I must disagree. I get incredible performance increases using agp over normal vertex arrays.

imported_MattS · March 18, 2002, 8:00am

I will try testing my results with larger numbers of triangles and see if the difference in values come down. Sometimes though we only need to render a small number of primitives and disabling VAR is expensive, so I’d like to avoid it. Is it the number of primitives the extremes in index value that’s most significant?

Most of my geometry will need to be dynamic, which is why I wanted to use AGP memory rather than VRAM. I found that even if I update every vertex in VRAM (with an SIMD based memcpy), it still blows the AGP data out of the water, which I find odd to say the least.

Cheers.

wimmer · March 18, 2002, 8:10am

again, all of this depends very much on the specific setting, even on the type of primitives used (strips or no strips, for example).
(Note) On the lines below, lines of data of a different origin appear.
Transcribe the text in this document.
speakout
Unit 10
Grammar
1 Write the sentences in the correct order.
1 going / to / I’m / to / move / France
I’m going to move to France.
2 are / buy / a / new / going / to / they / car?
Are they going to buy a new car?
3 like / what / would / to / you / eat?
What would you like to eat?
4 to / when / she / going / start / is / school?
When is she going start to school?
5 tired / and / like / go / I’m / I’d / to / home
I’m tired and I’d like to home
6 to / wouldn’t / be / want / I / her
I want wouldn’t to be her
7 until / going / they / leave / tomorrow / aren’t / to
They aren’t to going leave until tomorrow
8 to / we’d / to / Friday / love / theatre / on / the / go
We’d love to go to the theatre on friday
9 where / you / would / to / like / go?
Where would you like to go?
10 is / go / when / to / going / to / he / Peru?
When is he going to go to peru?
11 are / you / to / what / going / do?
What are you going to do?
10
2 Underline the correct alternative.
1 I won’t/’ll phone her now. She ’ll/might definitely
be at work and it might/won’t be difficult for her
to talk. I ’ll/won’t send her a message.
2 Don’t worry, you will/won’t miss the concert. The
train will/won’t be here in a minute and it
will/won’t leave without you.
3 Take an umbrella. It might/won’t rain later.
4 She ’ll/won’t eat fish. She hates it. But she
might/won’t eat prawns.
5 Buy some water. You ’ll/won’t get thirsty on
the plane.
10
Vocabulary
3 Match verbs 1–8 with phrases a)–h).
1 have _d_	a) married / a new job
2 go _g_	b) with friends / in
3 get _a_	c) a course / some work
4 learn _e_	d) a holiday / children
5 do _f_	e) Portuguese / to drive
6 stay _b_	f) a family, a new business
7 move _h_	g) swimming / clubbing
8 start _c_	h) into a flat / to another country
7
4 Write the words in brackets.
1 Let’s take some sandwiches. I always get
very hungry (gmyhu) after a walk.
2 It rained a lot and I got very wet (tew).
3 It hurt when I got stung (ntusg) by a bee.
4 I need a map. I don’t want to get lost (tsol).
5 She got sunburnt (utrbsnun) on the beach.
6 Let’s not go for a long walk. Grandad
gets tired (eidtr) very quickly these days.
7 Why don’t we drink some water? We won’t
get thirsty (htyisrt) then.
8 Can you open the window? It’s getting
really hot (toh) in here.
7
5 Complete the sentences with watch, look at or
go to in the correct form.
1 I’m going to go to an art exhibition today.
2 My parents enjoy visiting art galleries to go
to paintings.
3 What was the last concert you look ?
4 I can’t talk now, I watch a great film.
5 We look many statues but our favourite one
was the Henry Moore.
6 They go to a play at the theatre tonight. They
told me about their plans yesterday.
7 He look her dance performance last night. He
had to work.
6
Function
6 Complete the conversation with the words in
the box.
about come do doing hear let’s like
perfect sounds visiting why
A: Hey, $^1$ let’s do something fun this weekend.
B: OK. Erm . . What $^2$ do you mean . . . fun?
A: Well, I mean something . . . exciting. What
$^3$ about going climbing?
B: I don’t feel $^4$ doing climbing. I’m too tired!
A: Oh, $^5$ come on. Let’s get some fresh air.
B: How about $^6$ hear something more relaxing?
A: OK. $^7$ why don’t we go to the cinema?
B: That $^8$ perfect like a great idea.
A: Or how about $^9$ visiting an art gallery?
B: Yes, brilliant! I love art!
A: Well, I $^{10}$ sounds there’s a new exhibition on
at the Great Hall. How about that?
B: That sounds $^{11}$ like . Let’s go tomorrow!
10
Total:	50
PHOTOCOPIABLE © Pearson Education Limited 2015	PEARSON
If you have only AGP 2x, this could explain the performance drop. AGP 2x has a maximum bandwidth of 512MB/s, whereas your video memory has more than 2GB/s. Storing vertex data in video memory allows the GPU to pull them much faster.

Do you copy data to VAR memory every frame or only once? If every frame, try doing it only once to see how fast you can go…

If you have fastwrites enabled, copying data to VRAM can be very fast (even faster than copying to AGP if the GPU is using the memory simultaneously)…

Michael

Nutty · March 18, 2002, 8:24am

Matts, there is another extension VERTEX_ARRAY_RANGE2, which allows you to disable VAR without the huge speed penalty of issuing a flush. Have a look into that.

Try testing your app on a system with AGP4x, and see if it improves performance. If not, then there must be something wrong in your code.

I get very good performance with AGP, and only a few percent increase further from going to VRAM. Thats with AGP4x on static mesh’s only uploaded once at startup.

Nutty

imported_MattS · March 19, 2002, 7:30am

Thanks for the help.

Unfortunately I haven’t had much time to look into the problem today. I will try with larger/different data sets and see if the differences come down. One thing I did notice in the data is that the indices forming triangles were far apart from each other, e.g. 5, 2100, 3501 and also that adjacent triangles are far apart. I reordered the indices (based on first index and this sped the framerate up by about 15% in both versions). Proving that what you send is significant, but are there any hard and fast rules?

Thnaks again, if I ever solve it I’ll post my findings.